Can NFS be forced to refresh stale files/directories when not using noac on the mount?

We mount without using noac. I have a file that I append to once every 20 minutes. Then it will be read with mmap about 5,000 times a minute. We only mmap a couple blocks for each read. Needless to say, noac just kills the access performance, so we don't use it.

I add data to the end of the file using a mount with noac and read from a mount without noac. The mounts that are reading are not seeing the new data.

I want to know if there is a function I can call from c to refresh the attributes of a path and all its files.

EDIT: I should add we cannot mount and unmount since there are 16 servers running on each system and they are constantly accessing the files. Well...maybe we could mount and unmount if each server used their own mount.
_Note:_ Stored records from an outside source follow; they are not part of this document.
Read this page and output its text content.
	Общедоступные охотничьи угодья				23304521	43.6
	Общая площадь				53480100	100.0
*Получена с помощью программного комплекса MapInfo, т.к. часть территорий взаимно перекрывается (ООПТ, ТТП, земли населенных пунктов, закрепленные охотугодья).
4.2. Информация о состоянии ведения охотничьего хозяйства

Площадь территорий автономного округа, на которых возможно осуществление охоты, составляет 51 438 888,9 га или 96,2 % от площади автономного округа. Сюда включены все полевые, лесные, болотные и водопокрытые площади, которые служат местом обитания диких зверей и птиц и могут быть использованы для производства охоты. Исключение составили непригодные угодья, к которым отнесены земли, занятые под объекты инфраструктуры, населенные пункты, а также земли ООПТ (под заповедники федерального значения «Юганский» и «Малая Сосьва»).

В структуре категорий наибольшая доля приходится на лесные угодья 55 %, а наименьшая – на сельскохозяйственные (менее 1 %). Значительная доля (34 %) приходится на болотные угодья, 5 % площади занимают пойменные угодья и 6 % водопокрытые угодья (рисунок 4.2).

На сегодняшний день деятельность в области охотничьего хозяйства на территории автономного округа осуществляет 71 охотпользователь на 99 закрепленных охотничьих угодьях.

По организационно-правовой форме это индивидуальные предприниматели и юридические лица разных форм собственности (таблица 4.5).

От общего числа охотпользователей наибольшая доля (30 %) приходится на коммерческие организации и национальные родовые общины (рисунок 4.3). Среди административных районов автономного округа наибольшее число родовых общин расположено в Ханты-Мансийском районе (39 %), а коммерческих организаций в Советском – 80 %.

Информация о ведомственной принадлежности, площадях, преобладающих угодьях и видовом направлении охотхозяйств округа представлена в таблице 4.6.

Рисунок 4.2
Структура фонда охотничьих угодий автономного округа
I'd like to avoid that if possible.

thanks!


Hmmm.....try mounting the NFS filesystem with the 'sync' option.

And check out this extract of the man page: (man 5 nfs)

The sync mount option.

The NFS client treats the sync mount option differently than some other file systems (refer to mount(8) for a description of the generic sync and async mount options). If neither sync nor async is specified (or if the async option is specified), the NFS client delays sending application writes to the server until any of these events occur:

          Memory pressure forces reclamation of system memory resources.

          An application flushes file data explicitly with sync(2), msync(2), or fsync(3).

          An application closes a file with close(2).

          The file is locked/unlocked via fcntl(2).

In other words, under normal circumstances, data written by an application may not immediately appear on the server that hosts the file.

If the sync option is specified on a mount point, any system call that writes data to files on that mount point causes that data to be flushed to the server before the system call returns control to user space. This provides greater data cache coherence among clients, but at a significant performance cost.

Applications can use the O_SYNC open flag to force application writes to individual files to go to the server immediately without the use of the sync mount option.